By Zema Luncher
North Comise County politicians are disgusted with recent suggestions for the storage and use of garbage at Site 52. Protestors say a landfill is not the best option for the site and there are other methods that would be better for people and the environment.
“We could use one of those new-fangled methane things,” said protestor Shawn Ottens. “Yuh know, like they use over in Europe.”
Ottens is talking about using a combination of an incinerator and biomass methane plant in place of a landfill. Instead of being released right into the atmosphere, the gases from the incinerator would be used by the biomass plant to create electricity for Comise County homes.
But local politicians, speaking at an Amnesty International conference over the weekend, said this solution was cruel and unethical in the treatment of garbage.

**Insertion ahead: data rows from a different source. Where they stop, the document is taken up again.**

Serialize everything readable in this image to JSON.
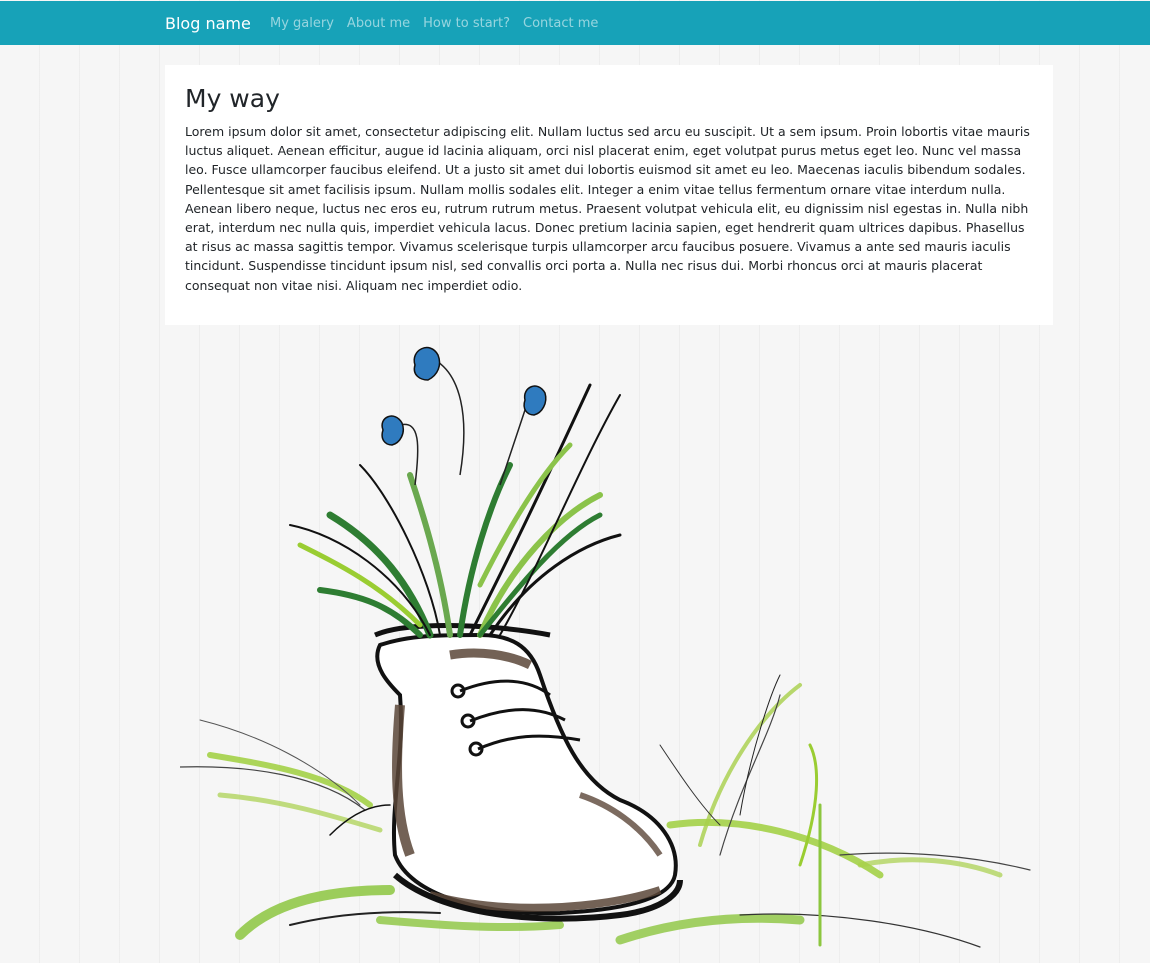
{
  "navbar": {
    "brand": "Blog name",
    "links": [
      "My galery",
      "About me",
      "How to start?",
      "Contact me"
    ],
    "background": "#17a2b8"
  },
  "article": {
    "title": "My way",
    "body": "Lorem ipsum dolor sit amet, consectetur adipiscing elit. Nullam luctus sed arcu eu suscipit. Ut a sem ipsum. Proin lobortis vitae mauris luctus aliquet. Aenean efficitur, augue id lacinia aliquam, orci nisl placerat enim, eget volutpat purus metus eget leo. Nunc vel massa leo. Fusce ullamcorper faucibus eleifend. Ut a justo sit amet dui lobortis euismod sit amet eu leo. Maecenas iaculis bibendum sodales. Pellentesque sit amet facilisis ipsum. Nullam mollis sodales elit. Integer a enim vitae tellus fermentum ornare vitae interdum nulla. Aenean libero neque, luctus nec eros eu, rutrum rutrum metus. Praesent volutpat vehicula elit, eu dignissim nisl egestas in. Nulla nibh erat, interdum nec nulla quis, imperdiet vehicula lacus. Donec pretium lacinia sapien, eget hendrerit quam ultrices dapibus. Phasellus at risus ac massa sagittis tempor. Vivamus scelerisque turpis ullamcorper arcu faucibus posuere. Vivamus a ante sed mauris iaculis tincidunt. Suspendisse tincidunt ipsum nisl, sed convallis orci porta a. Nulla nec risus dui. Morbi rhoncus orci at mauris placerat consequat non vitae nisi. Aliquam nec imperdiet odio."
  },
  "illustration": {
    "icon": "boot-with-grass-and-flowers-illustration"
  }
}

“You’re talking about burning possibly millions of bags of garbage just to power a few homes,” Comise County Warden Tom Gudgeon said. “It makes my stomach turn.
We’d never burn humans or animals to power machines or make electricity so why would we ever sacrifice bags in this way?”

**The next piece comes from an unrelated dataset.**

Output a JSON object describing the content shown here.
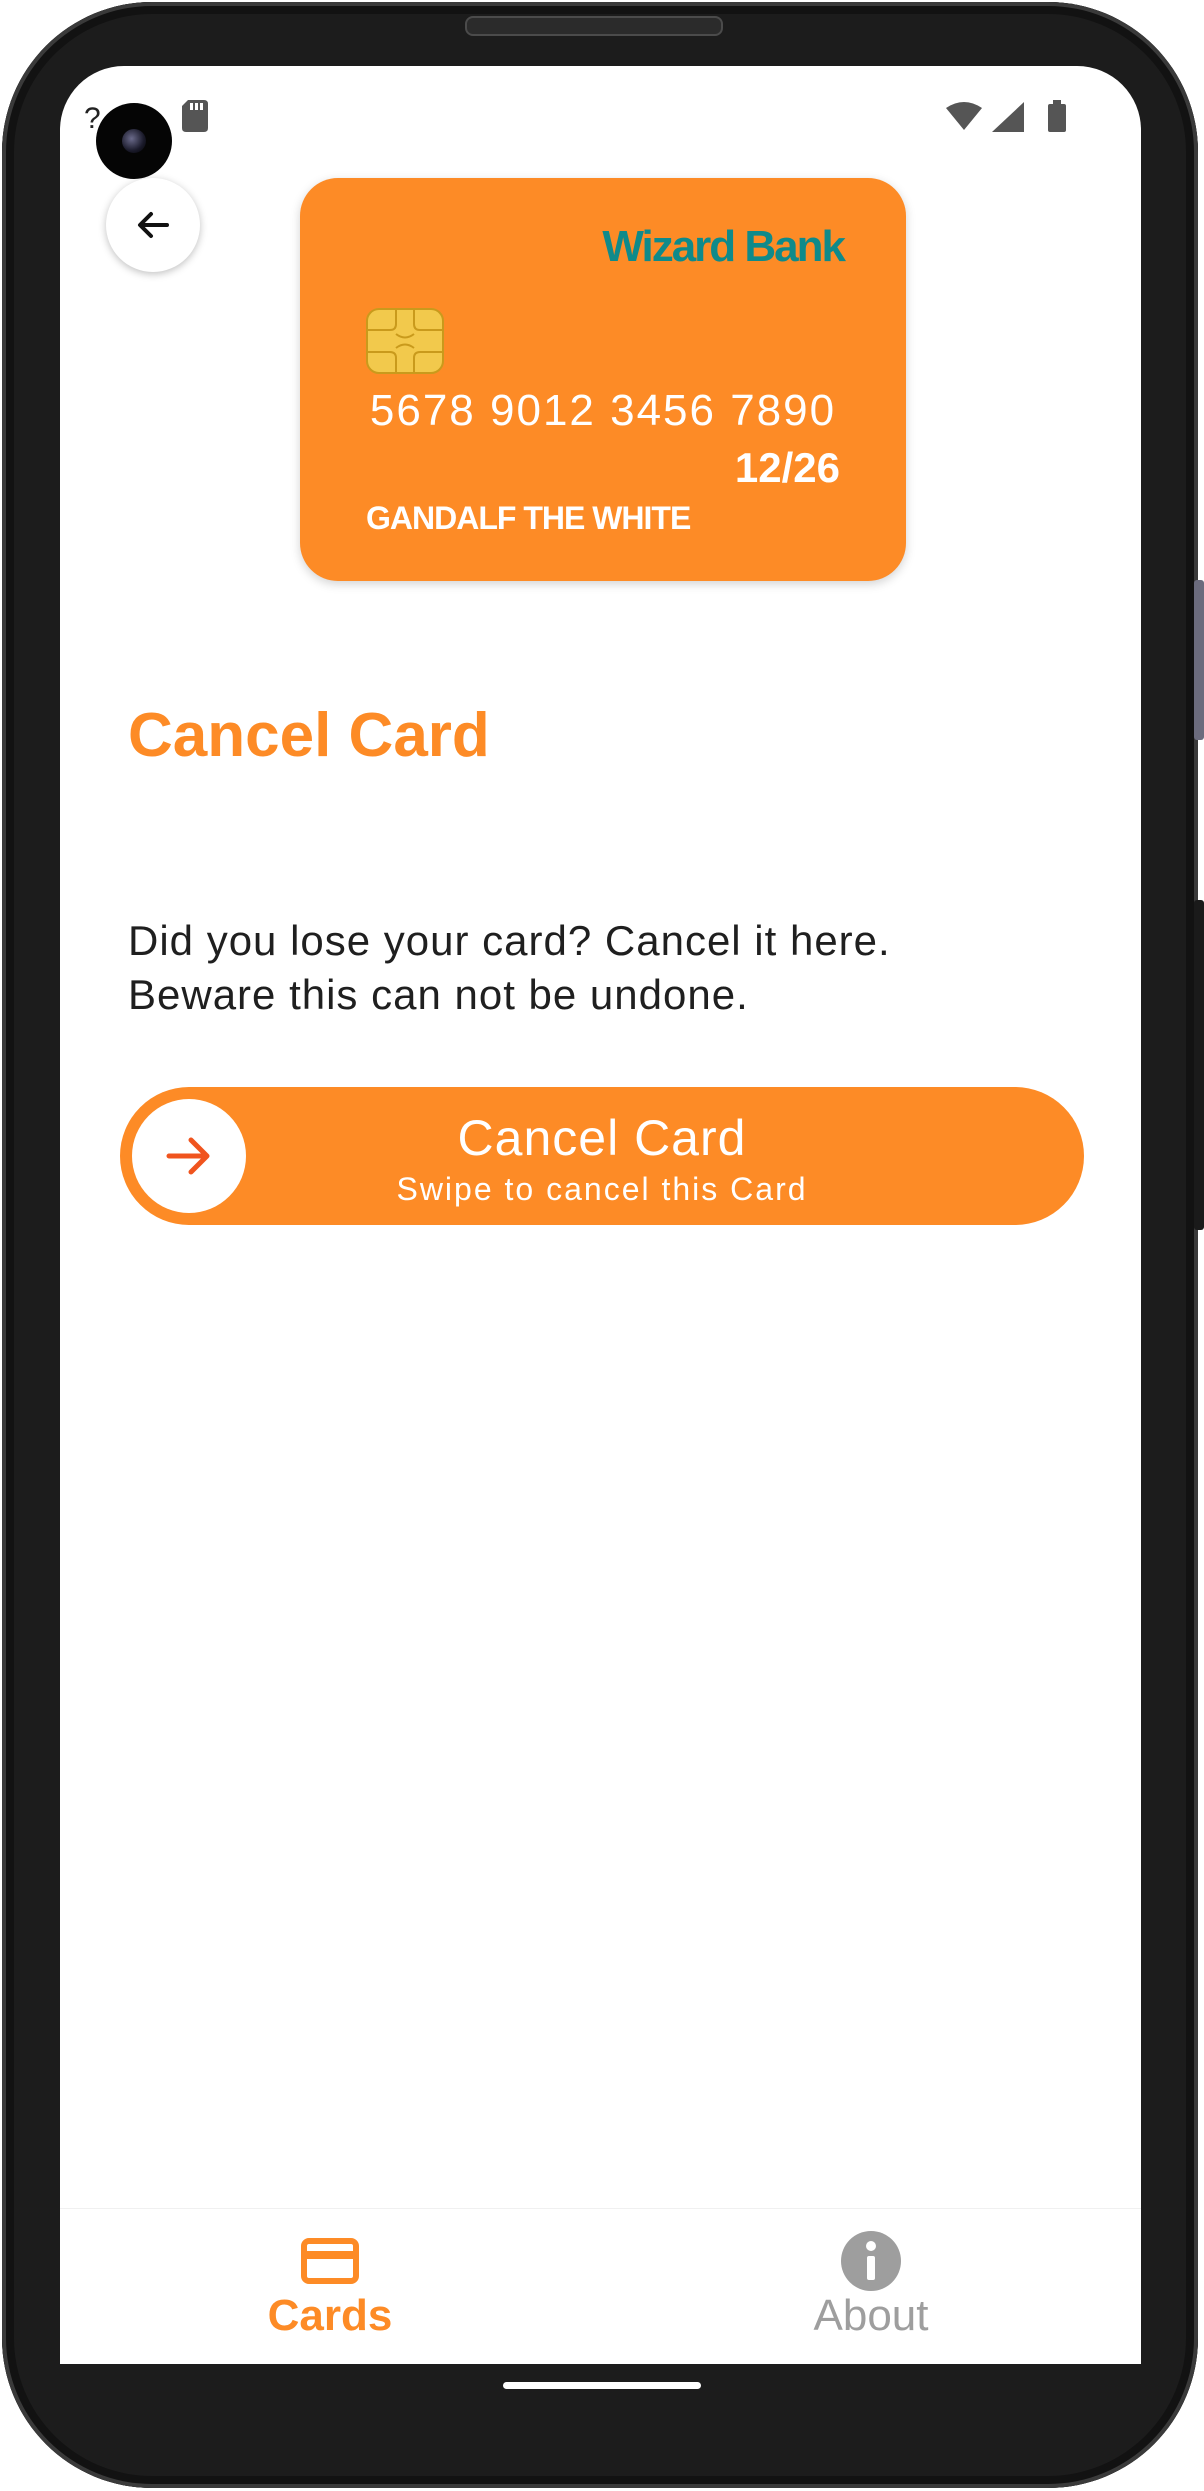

Gudgeon also says the technology is unproven and would further damage the county’s financial sector.
“The technology to which Mr. Ottens is referring has only been used all over Europe, nowhere else,” said Gudgeon. “That’s just not enough to prove it could work here.
I’m not sure anyone would want to invest in something foreign like that.”

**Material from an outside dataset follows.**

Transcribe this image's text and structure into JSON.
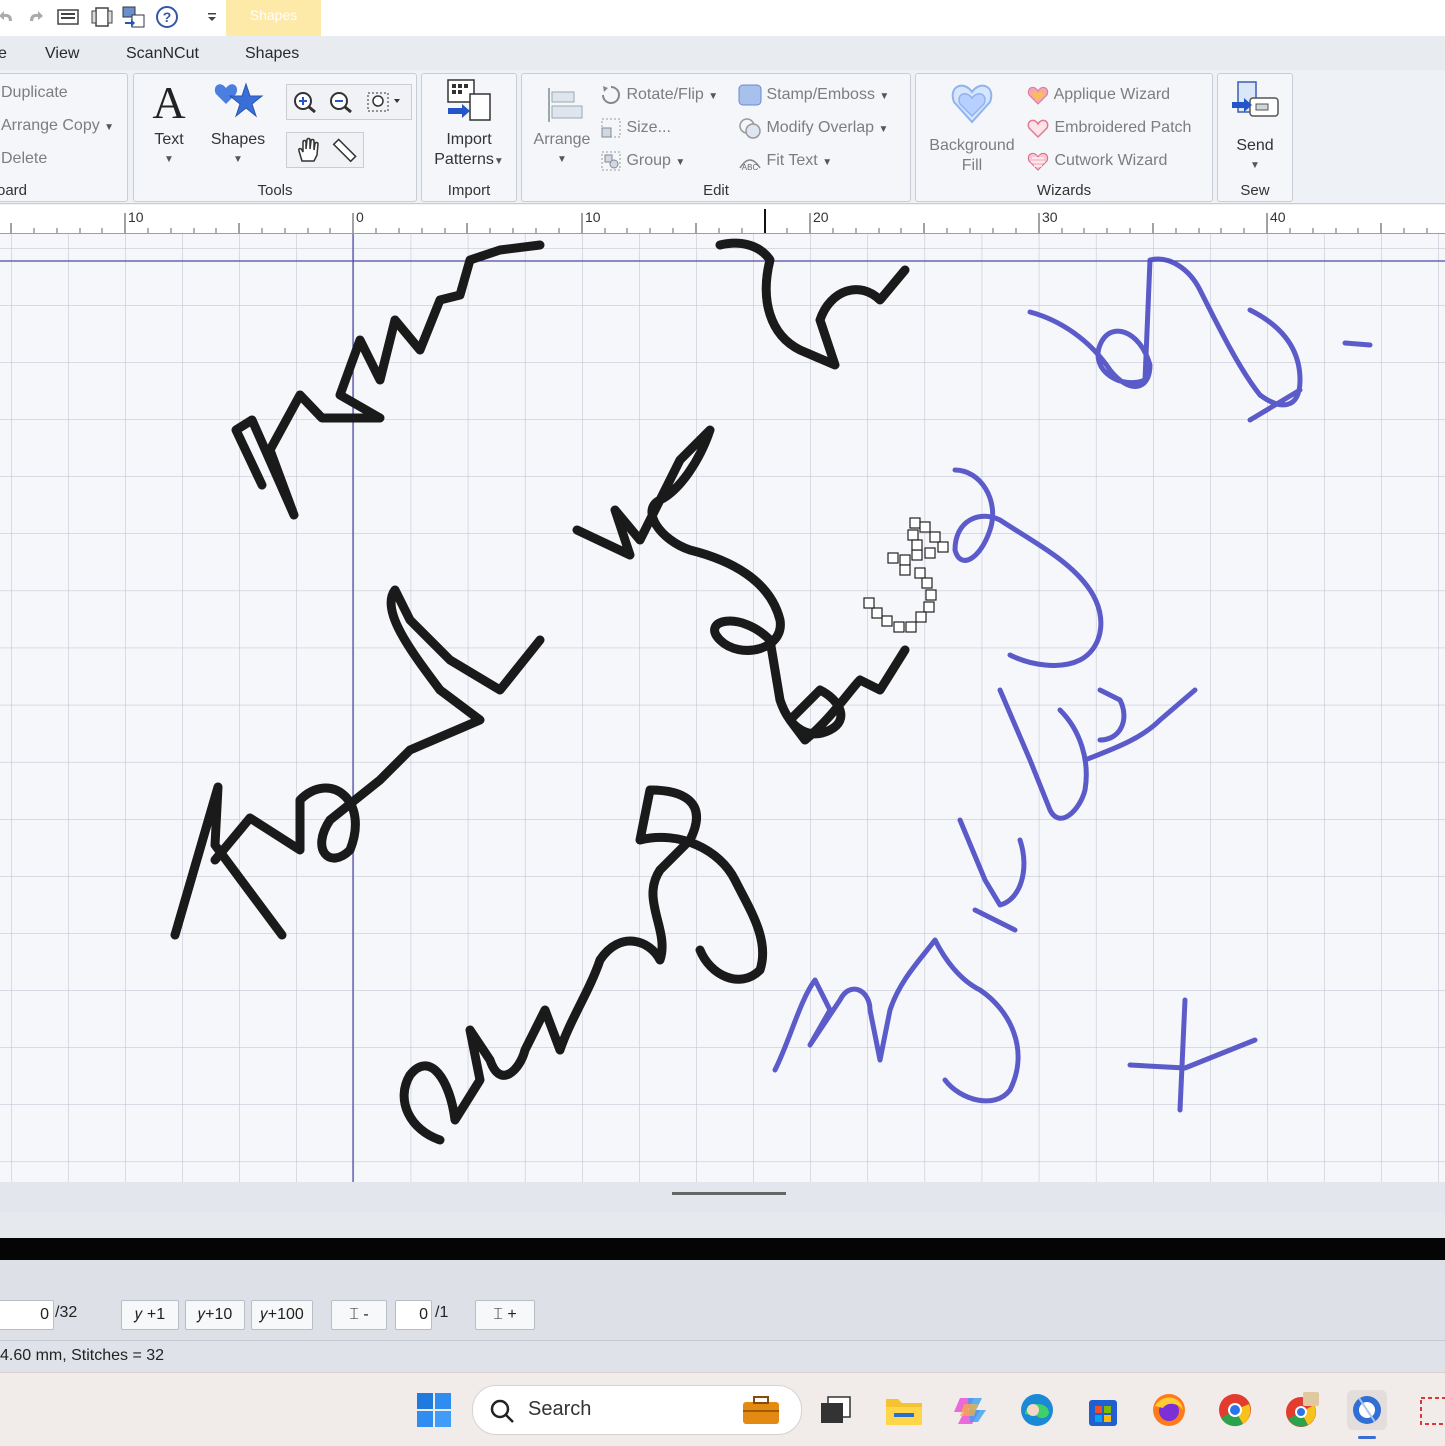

Landfills have also been used much longer and have proven to be good homes for garbage until they get overcrowded, Gudgeon says. They are also much easier to construct, he adds.
“You just dig a hole in the ground and put the garbage in,” Gudgeon said. “Also, think how long humans have been using dumps, obviously, since they’ve been fine this long that means landfills are more reliable than anything else.”
But landfill construction and maintenance is more complicated at Site 52 because of the aquifer. Water must be pumped out often to keep the garbage’s homes from collapsing and a special liner and layers of stone and gravel will also be necessary to keep the garbage from drowning.
Despite the extra costs of these precautions, Gudgeon says he has no plans to move the landfill to another site or use another method of housing the garbage.
“A site that would be easier to build on is just low-grade and we don’t want that for our garbage,” Gudgeon said. “Other options may be cheaper in the long run and more beneficial to humans and animals, but it would involve killing an entire population of bags.
Sometimes doing the right thing means making sacrifices of time, money and space.”